The Amnesty report - named Ethnic cleansing on historic scale: the Islamic State's systematic targeting of minorities in northern Iraq - provides witness accounts of mass killings.

The watchdog said two of the "deadliest" incidents took place in the Yazidi villages of Qiniyeh and Kocho on August 3 and August 15 respectively.

"The number of those killed in these villages alone runs into the hundreds," it said.

Survivors said jihadists rounded up men and boys, bundled them into vehicles and drove them away "to be massacred in groups or shot individually".

A survivor from the Kocho killings said jihadists "just filled up vehicles indiscriminately".

Amnesty also related the fate of brothers Saeed and Khaled who had lost seven brothers in the massacre.

"Saeed ... was shot five times, three times in his left knee and once in the hip and shoulder," it said.

Salem, another survivor, told Amnesty how he hid near a massacre site for 12 days before being able to flee, while other villagers lay helpless.

"Some could not move and could not save themselves, they lay there in agony waiting to die. They died a horrible death. I managed to drag myself away and was saved by a Muslim neighbour," he said.

Amnesty reported mass abductions of women and children, saying "hundreds, possibly thousands" of Yazidis were seized by IS jihadists along with scores of men.

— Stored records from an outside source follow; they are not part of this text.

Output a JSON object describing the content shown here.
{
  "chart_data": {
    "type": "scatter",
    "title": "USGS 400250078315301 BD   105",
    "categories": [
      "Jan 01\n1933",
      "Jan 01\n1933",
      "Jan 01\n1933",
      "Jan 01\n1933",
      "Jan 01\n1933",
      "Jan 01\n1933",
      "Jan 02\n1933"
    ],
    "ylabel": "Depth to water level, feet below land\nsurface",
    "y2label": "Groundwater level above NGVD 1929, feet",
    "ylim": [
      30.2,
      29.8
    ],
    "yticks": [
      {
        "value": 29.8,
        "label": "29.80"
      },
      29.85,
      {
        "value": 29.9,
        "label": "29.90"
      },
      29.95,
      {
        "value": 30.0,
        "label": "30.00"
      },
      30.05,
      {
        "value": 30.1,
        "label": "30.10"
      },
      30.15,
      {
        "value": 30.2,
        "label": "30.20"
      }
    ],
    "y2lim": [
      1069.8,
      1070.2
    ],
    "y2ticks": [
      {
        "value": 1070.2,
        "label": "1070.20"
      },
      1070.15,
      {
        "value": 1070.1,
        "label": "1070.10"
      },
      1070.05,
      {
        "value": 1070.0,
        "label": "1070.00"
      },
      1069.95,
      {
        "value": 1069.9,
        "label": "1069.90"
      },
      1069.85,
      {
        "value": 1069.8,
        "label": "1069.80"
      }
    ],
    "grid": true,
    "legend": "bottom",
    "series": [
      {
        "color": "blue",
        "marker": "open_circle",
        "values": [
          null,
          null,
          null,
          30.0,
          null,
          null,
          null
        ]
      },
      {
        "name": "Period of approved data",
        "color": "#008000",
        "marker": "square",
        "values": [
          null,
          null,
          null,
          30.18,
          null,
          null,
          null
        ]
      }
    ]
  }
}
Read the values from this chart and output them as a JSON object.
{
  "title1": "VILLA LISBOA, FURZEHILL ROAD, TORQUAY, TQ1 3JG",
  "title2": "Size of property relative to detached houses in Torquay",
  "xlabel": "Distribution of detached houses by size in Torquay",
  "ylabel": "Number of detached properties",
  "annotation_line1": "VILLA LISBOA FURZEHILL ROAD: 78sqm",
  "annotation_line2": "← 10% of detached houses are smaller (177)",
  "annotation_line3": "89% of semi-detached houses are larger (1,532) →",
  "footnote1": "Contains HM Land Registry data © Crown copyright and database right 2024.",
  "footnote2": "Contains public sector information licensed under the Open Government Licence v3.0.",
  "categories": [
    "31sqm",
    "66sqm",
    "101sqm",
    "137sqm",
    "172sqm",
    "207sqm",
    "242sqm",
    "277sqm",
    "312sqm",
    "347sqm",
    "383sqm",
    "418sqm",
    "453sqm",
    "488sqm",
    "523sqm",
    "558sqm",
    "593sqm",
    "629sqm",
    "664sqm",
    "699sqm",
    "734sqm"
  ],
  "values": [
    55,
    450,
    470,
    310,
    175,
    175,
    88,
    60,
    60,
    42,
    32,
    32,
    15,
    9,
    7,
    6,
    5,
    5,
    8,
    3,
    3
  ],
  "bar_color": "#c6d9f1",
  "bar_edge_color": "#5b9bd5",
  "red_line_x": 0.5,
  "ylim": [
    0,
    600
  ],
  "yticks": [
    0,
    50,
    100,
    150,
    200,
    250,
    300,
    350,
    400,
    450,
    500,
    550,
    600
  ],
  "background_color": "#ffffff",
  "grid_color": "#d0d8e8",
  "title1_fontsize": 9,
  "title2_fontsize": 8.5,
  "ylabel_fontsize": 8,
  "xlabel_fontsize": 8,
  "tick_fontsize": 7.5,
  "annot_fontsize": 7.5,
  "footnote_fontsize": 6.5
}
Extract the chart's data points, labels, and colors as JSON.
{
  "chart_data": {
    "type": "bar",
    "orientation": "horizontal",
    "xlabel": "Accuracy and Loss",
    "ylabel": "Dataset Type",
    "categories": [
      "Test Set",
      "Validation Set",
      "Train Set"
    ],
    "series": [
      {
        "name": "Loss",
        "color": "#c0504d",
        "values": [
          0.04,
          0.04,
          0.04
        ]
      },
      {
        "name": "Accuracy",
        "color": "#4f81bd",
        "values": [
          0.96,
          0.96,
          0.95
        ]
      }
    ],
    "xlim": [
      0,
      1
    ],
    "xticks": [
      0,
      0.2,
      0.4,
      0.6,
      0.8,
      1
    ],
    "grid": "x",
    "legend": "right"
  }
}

"The mass killings and abductions have succeeded in terrorising the entire population in northern Iraq, leading thousands to flee in fear for their lives," said the watchdog.

In some cases entire families were abducted, it said, adding that one family provided Amnesty with a list of 45 missing relatives.

Amnesty's Rovera urged Iraqi authorities to track down and bring to justice "those ordering, carrying out or assisting in these war crimes".